Je suis allée chez mon amie quelques fois; on avait fabriqué un dictionnaire de latin : vocabulaire, conjugaison, déclinaison, etc. On a les passe-temps qu'on peut. À cette époque, c'était les sports cérébraux.
Sa maison était de brique peinte en noir, rue de la Seconde Reine à Bruxelles dans la commune d'Uccle. Quatre étages incluant un grenier. De la dentelle dans toutes les fenêtres et chaque pièce peinte d'une couleur différente et richement décorée. Sur les murs, des tableaux, d'immenses tableaux. Des fois, de petits dessins au bic. Au grenier, un atelier avec une verrière. Tout un atelier! Il y avait des pièces terminées et il y avait certainement un chevalet avec une toile en cours. De l'acrylique, je crois, ou était-ce la tempera? Denyse peignait avec force détails. Elle peignait des femmes, dans des environnements surréalistes, avec de drôles de souliers et des trucs qui sortaient de leurs ventres, des organes nus, souvent des seins. Des femmes quoi, des maternelles, des animales, des matrones, des femmes en chair et en os. C'était belge, flamand dans le style, mais Dali dans la contemporainité.

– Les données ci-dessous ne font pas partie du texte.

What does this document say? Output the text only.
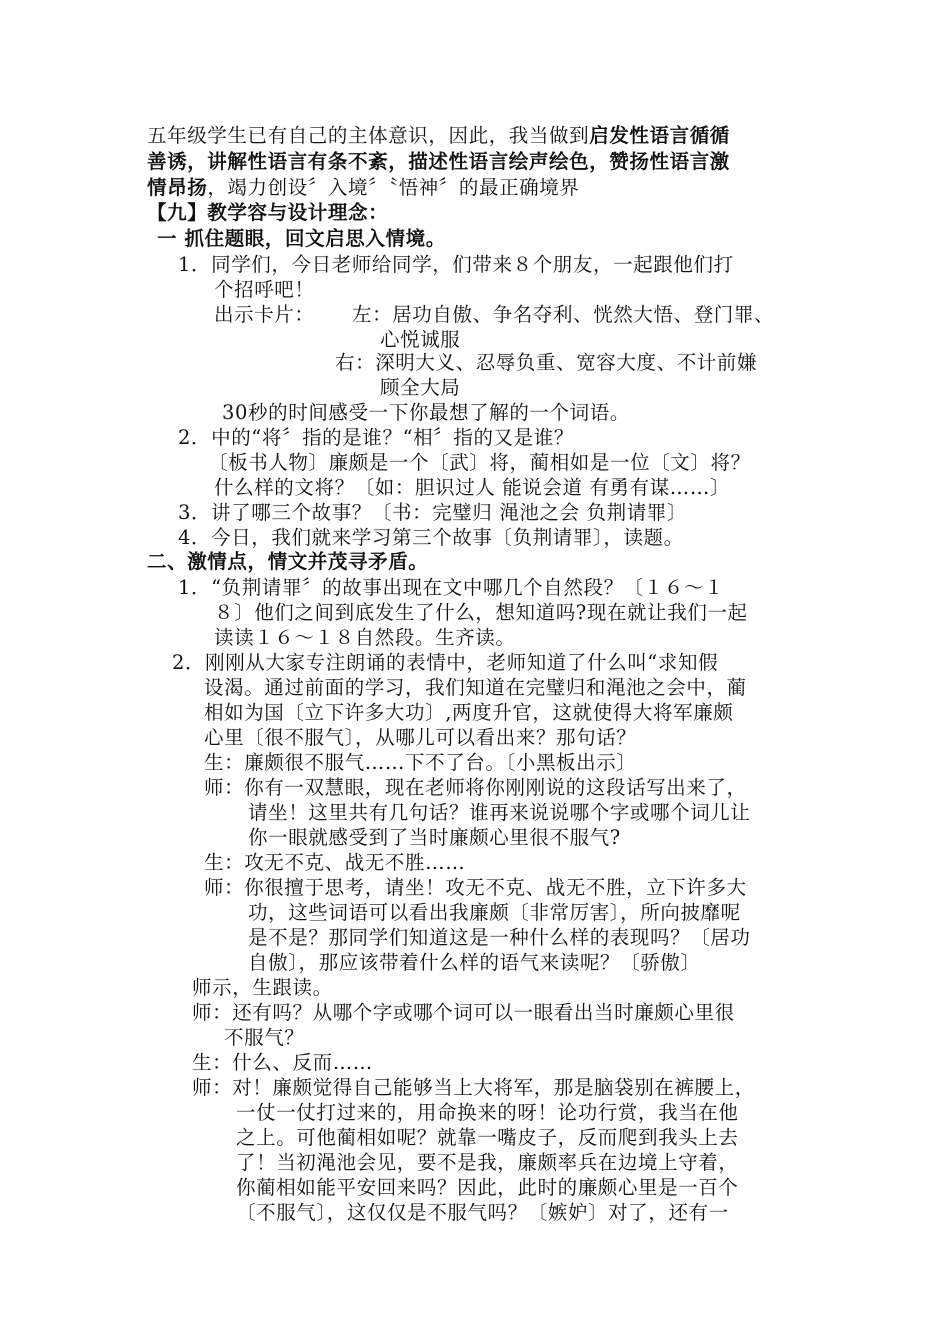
五年级学生已有自己的主体意识，因此，我当做到启发性语言循循
善诱，讲解性语言有条不紊，描述性语言绘声绘色，赞扬性语言激
情昂扬，竭力创设〞入境〞〝悟神〞的最正确境界
【九】教学容与设计理念：
一 抓住题眼，回文启思入情境。
1．同学们，今日老师给同学，们带来８个朋友，一起跟他们打
个招呼吧！
出示卡片： 左：居功自傲、争名夺利、恍然大悟、登门罪、
心悦诚服
右：深明大义、忍辱负重、宽容大度、不计前嫌
顾全大局
30秒的时间感受一下你最想了解的一个词语。
2．中的“将〞指的是谁？“相〞指的又是谁？
〔板书人物〕廉颇是一个〔武〕将，蔺相如是一位〔文〕将？
什么样的文将？〔如：胆识过人 能说会道 有勇有谋……〕
3．讲了哪三个故事？〔书：完璧归 渑池之会 负荆请罪〕
4．今日，我们就来学习第三个故事〔负荆请罪〕，读题。
二、激情点，情文并茂寻矛盾。
1．“负荆请罪〞的故事出现在文中哪几个自然段？〔１６～１
８〕他们之间到底发生了什么，想知道吗?现在就让我们一起
读读１６～１８自然段。生齐读。
2．刚刚从大家专注朗诵的表情中，老师知道了什么叫“求知假
设渴。通过前面的学习，我们知道在完璧归和渑池之会中，蔺
相如为国〔立下许多大功〕,两度升官，这就使得大将军廉颇
心里〔很不服气〕，从哪儿可以看出来？那句话？
生：廉颇很不服气……下不了台。〔小黑板出示〕
师：你有一双慧眼，现在老师将你刚刚说的这段话写出来了，
请坐！这里共有几句话？谁再来说说哪个字或哪个词儿让
你一眼就感受到了当时廉颇心里很不服气?
生：攻无不克、战无不胜……
师：你很擅于思考，请坐！攻无不克、战无不胜，立下许多大
功，这些词语可以看出我廉颇〔非常厉害〕，所向披靡呢
是不是？那同学们知道这是一种什么样的表现吗？〔居功
自傲〕，那应该带着什么样的语气来读呢？〔骄傲〕
师示，生跟读。
师：还有吗？从哪个字或哪个词可以一眼看出当时廉颇心里很
不服气？
生：什么、反而……
师：对！廉颇觉得自己能够当上大将军，那是脑袋别在裤腰上，
一仗一仗打过来的，用命换来的呀！论功行赏，我当在他
之上。可他蔺相如呢？就靠一嘴皮子，反而爬到我头上去
了！当初渑池会见，要不是我，廉颇率兵在边境上守着，
你蔺相如能平安回来吗？因此，此时的廉颇心里是一百个
〔不服气〕，这仅仅是不服气吗？〔嫉妒〕对了，还有一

Je l'ai regardé faire quelques fois, en silence et avec la fascination de mes yeux d'enfant. Cette femme, aussi éloignée soit-elle, ne sait pas l'impact qu'elle a eu sur ma vie. À 14 ans, arrivée au Québec, je dessinais à ne plus vouloir dormir. Mon cours d'arts plastiques au secondaire est devenu mon préféré. Que j'étais prolifique! Je choisissais même d'étudier les arts plastiques au Cégep du Vieux-Montréal car c'était un des rares moments dans ma vie où je savais ce que je voulais en faire : je voulais devenir une artiste! Mon père, chinois comme il est, m'a expliqué pendant une heure que les arts, on fait cela comme hobby, comme passe-temps, pas comme gagne-pain. Fais-toi z'en pas, Papa, j'ai eu ma leçon vite, dès la 1ère année à Concordia, j'ai compris que je n'étais pas de taille. Depuis, je dessine à peine, ne peins pas, fais quelques collages mais joue surtout avec les ordis et les mots.
Mais Denyse, la grande Denyse, tu m'as donné le goût de l'art, des choses d'expression et d'esthétisme, de la matière plastique, du tracé, de l'organique, de la manière dont l'humain transmet la beauté. Cet intérêt est vif chez moi et même si je ne l'exprime pas à ta manière, je t'en remercie.
Il va de soi que j'ai une admiration sans borne pour les artistes, ceux qui en vivent sans compromis, dont le talent transcende notre imagination et qui nous font voyager du bout de leur plume, de la pointe de leur pinceau.